Yes of course, as Dave said. Simplist is the '595, get 8 outputs from 2 control lines. Ubiquitous in the arduino world... https://www.sparkfun.com/products/13699 On Wed, May 25, 2016 at 3:16 PM, Chris Fala via vcf-midatlantic < vcf-midatlantic@lists.vintagecomputerfederation.org> wrote:
On Wed, May 25, 2016 at 2:56 PM, Dan Roganti via vcf-midatlantic < vcf-midatlantic@lists.vintagecomputerfederation.org> wrote:
On Wed, May 25, 2016 at 1:47 PM, Chris Fala via vcf-midatlantic < vcf-midatlantic@lists.vintagecomputerfederation.org> wrote:
On Wed, May 25, 2016 at 12:58 PM, Dan Roganti via vcf-midatlantic < vcf-midatlantic@lists.vintagecomputerfederation.org> wrote:
On Wed, May 25, 2016 at 12:31 PM, Chris Fala via vcf-midatlantic < vcf-midatlantic@lists.vintagecomputerfederation.org> wrote:
Would this help?
almost, that one has 6 outputs you need one with 10 outputs
Thought the C64 user port only had an 8-bit port. Where are the other two connected? The VIC has a few of the joystick port connected to the user port, but not sure what other outputs you can get out of the C64.

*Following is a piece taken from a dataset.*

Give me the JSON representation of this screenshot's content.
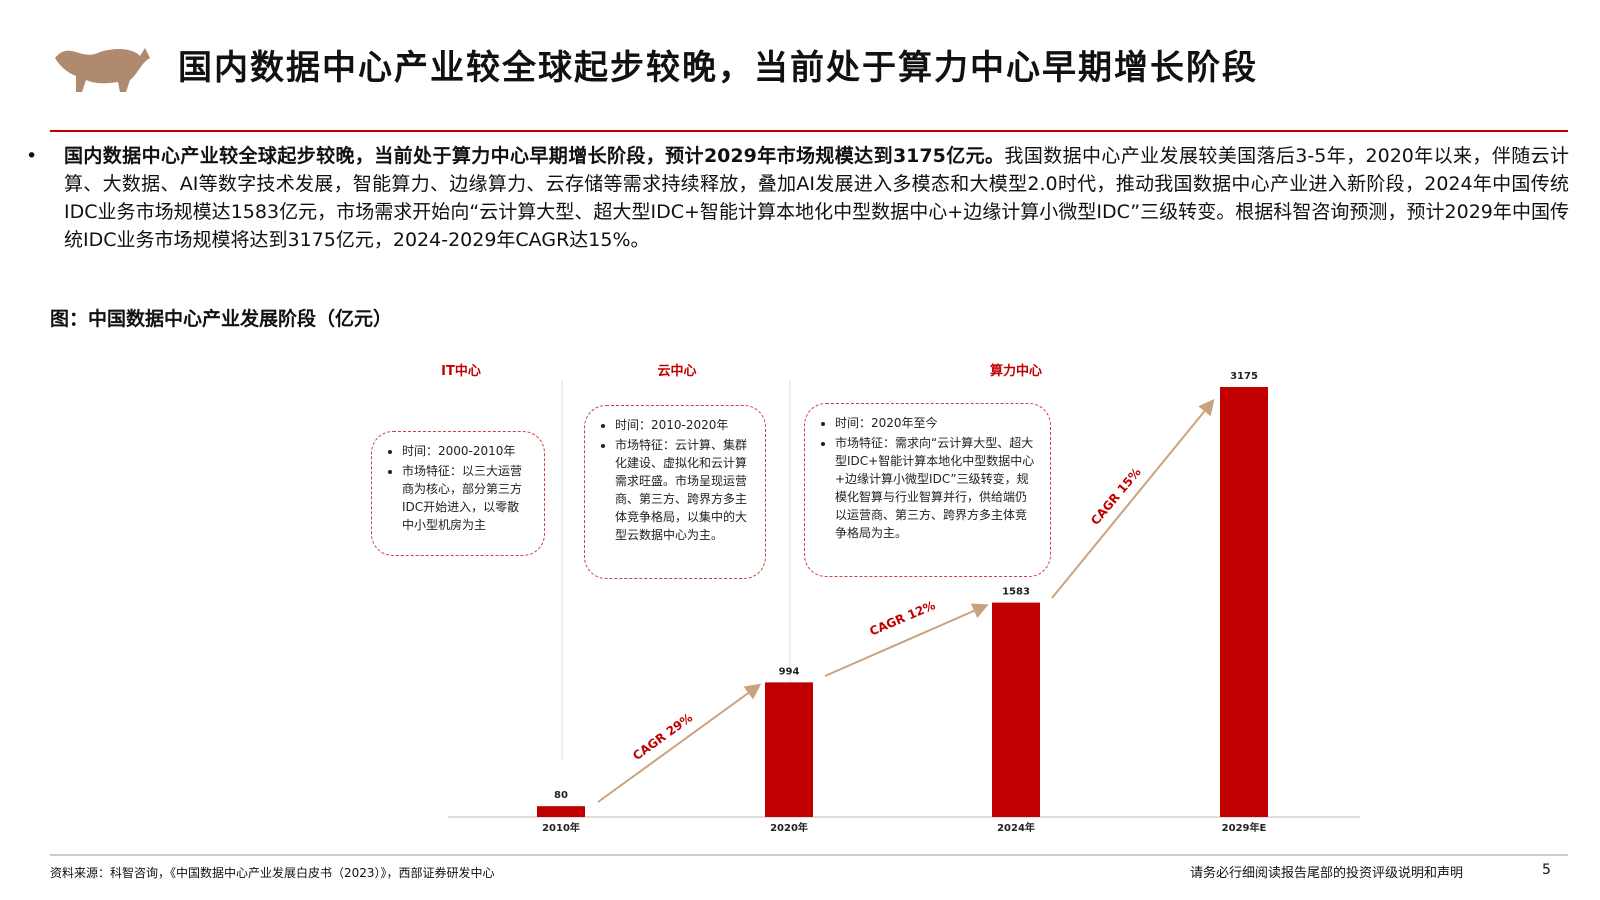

The C64 cartridge board used a cmos 4028, 4bit BCD decoder [Binary Coded Decimal] which has 10 outputs. Even though the interface uses a 4bit binary number, the 4028 only converts the first 10 numbers, 0-9 This in turn drives each motor arranged in a bridge circuit inside the arm. There are 5 motors in the arm = base, shoulder, elbow, wrist, and gripper Each pair of outputs drive one motor The bridge circuit is wired for each motor with a split bipolar power supply using batteries, B+, Gnd, and B- Only one output on the 4028 is allowed to turn on As there is no protection against faulty data switching on both signals and causing a meltdown inside the arm Dan
OK. So only one output can be on at any one time with this setup? Kind of a 74141 without the high voltage?
Funny thing, I Googled 4028 without any other text and the datasheet was the first search result.